Scotland Yard confirmed in a statement Tuesday that the body was Eva Rausing's and said further tests were being carried out after an autopsy failed to establish a formal cause of death. It said officers from the Homicide and Serious Crime division were investigating "and the death continues to be treated at this time as unexplained."
The man arrested in connection with Rausing's death was no longer at a police station but receiving medical attention, police added. They would not say if the man was under guard.
Calls and emails to Eva Rausing's family, the Kemeny family, were unanswered. Repeated attempts to contact members of the Rausing family -- in Switzerland, Britain and the United States -- were not successful.
The couple had a long-running and often public addiction battle.

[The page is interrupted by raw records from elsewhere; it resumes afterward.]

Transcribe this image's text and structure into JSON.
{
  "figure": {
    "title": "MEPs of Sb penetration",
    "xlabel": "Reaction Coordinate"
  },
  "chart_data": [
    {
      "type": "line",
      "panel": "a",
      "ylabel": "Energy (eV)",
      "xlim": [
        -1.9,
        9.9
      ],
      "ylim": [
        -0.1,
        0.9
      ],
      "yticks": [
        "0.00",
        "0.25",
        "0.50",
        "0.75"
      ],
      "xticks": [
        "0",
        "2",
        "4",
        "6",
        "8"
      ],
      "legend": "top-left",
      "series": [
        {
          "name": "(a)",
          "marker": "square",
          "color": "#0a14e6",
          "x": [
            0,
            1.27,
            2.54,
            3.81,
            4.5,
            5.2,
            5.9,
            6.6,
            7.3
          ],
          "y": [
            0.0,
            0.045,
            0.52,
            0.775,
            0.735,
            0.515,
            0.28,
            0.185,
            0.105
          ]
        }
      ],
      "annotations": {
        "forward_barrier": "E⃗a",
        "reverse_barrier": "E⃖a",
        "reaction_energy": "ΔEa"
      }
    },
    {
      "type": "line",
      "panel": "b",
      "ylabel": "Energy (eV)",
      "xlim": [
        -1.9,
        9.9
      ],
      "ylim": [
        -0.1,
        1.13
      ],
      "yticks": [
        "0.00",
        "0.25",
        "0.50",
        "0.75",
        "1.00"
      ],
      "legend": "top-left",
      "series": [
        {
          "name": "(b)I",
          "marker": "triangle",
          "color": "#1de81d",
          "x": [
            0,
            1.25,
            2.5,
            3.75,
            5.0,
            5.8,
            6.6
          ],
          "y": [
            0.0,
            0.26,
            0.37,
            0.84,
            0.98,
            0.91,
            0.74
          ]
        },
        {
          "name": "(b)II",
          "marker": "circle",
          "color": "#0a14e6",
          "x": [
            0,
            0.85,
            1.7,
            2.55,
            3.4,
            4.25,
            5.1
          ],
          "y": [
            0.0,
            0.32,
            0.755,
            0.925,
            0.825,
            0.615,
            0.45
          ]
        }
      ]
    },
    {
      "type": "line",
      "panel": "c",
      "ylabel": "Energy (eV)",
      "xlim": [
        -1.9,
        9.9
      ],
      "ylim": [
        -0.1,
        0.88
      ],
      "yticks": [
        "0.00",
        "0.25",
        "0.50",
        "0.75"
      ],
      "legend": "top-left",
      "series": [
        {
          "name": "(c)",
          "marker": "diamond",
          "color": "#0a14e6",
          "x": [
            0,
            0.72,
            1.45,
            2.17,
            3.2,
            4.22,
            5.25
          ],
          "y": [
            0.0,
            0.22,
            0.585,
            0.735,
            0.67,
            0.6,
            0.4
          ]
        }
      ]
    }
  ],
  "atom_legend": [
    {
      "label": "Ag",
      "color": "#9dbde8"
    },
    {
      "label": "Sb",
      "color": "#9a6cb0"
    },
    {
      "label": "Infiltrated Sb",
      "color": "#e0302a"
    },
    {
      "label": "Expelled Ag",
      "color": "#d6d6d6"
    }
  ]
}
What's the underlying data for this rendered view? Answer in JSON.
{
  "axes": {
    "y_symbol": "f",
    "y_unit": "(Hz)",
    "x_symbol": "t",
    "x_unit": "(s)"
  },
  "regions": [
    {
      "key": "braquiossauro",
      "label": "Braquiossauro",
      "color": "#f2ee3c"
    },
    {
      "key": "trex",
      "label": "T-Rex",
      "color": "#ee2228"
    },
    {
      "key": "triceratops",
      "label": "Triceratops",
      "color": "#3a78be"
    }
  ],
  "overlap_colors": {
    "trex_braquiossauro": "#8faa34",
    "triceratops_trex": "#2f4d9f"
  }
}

Eva Rausing was arrested outside the U.S. Embassy in London in 2008 for reportedly trying to bring crack cocaine and heroin into building in her handbag. Police later found small amounts of cocaine, crack and heroin in a search of couple's 5 million-pound ($10 million) London town house.
The pair were charged with drug possession but prosecutors later agreed to drop the charges.
At the time, the Rausing family issued a statement saying relatives were "deeply saddened" by the couple's drug problems and hoped they could overcome their addiction.
Hans Rausing's Swedish father helped transform TetraPak into a hugely successful manufacturer of laminated cardboard drink containers. The senior Rausing's fortune is estimated at 4.3 billion pounds ($6.7 billion) by the Sunday Times Rich List.